Prime Minister Manmohan Singh said earlier this week that new Congress party-led coalition government will abolish its privatisation ministry and generally not privatise profitable state-run firms.
Asset sales, which have picked up pace in the past two years, earned the last government 154 billion rupees ($3.4 billion) in the year through March 2004 and helped limit its fiscal deficit to 4.8 percent of gross domestic product.
The policy agenda of the new government, which is supported by left parties, has said privatisation will be on a selective basis and every effort would be made to modernise and restructure sick state firms.
Paswan who also holds the portfolios of chemicals and fertilisers, said the ministry will also urge the government not to put Hindustan Antibiotics Ltd, which makes life- saving drugs, on the disinvestment list.
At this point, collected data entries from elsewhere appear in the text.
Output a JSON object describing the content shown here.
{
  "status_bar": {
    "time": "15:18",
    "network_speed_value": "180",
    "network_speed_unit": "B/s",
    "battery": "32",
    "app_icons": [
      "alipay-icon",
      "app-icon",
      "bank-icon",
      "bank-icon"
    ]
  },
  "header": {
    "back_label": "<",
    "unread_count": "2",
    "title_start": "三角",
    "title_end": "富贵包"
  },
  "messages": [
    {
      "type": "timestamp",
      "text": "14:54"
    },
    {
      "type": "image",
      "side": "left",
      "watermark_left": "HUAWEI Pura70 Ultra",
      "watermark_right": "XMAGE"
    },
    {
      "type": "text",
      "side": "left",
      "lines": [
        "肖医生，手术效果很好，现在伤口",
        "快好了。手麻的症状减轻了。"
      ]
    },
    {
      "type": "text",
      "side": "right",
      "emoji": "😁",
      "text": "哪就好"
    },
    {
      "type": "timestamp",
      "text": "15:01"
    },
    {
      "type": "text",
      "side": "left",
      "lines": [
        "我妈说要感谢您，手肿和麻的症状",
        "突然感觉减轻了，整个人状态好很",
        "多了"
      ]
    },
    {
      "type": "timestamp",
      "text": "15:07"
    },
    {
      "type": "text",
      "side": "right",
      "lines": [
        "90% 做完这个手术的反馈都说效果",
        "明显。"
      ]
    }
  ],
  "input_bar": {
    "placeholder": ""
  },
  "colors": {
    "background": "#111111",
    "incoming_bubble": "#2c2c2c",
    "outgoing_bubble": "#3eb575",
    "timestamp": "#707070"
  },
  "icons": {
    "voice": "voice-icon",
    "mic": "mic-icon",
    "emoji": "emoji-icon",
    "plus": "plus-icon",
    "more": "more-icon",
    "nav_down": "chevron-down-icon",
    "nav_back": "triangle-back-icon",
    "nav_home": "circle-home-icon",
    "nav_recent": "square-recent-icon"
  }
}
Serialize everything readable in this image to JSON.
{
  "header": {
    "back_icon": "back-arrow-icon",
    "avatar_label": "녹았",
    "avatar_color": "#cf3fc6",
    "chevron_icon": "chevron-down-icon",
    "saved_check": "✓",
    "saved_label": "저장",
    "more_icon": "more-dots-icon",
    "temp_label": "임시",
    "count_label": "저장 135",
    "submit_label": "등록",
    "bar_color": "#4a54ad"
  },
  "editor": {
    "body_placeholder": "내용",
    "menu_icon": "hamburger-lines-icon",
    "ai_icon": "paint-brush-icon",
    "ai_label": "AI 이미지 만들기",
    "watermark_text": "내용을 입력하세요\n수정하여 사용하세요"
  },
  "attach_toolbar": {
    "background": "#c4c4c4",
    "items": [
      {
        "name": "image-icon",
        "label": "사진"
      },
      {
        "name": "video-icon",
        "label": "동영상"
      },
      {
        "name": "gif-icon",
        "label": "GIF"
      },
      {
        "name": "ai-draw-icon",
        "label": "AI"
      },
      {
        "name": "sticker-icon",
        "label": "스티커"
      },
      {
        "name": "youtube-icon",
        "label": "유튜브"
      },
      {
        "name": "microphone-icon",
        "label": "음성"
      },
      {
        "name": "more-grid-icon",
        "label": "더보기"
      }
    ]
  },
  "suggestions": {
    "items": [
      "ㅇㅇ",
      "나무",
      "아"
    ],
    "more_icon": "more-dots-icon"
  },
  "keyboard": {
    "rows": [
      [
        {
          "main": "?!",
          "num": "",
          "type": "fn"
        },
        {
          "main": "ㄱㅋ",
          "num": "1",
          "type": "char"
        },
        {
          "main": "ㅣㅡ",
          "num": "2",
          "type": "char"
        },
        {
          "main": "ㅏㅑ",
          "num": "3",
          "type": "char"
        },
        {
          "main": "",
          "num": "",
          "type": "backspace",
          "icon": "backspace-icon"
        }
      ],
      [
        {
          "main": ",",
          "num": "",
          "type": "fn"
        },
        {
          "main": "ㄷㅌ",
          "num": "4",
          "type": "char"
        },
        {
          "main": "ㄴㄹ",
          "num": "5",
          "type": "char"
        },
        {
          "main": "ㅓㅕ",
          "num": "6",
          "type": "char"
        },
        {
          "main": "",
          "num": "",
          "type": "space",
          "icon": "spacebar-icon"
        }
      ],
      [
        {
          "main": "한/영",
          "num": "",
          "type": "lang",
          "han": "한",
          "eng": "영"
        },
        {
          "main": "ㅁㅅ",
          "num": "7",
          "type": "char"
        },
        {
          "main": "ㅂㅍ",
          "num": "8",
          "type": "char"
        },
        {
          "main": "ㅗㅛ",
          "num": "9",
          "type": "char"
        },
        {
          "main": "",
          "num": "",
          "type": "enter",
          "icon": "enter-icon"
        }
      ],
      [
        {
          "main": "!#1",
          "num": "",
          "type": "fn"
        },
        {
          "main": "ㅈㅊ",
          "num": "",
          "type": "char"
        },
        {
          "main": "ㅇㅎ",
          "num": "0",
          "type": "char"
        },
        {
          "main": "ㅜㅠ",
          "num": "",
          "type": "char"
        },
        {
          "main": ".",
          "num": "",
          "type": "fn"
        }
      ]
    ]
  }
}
He said Hindustan Antibiotics could be revived by fresh capital investments.
Indian markets have been jittery ever since the Congress-led coalition came to power after rural voters and farmers, who felt left out of an economic boom, voted out the previous Hindu nationalist-led government.
"We have not taken any decision on disinvestment of loss making units under the ministry. If we can revive them, we will do it. Selling them will be the last option," Paswan said.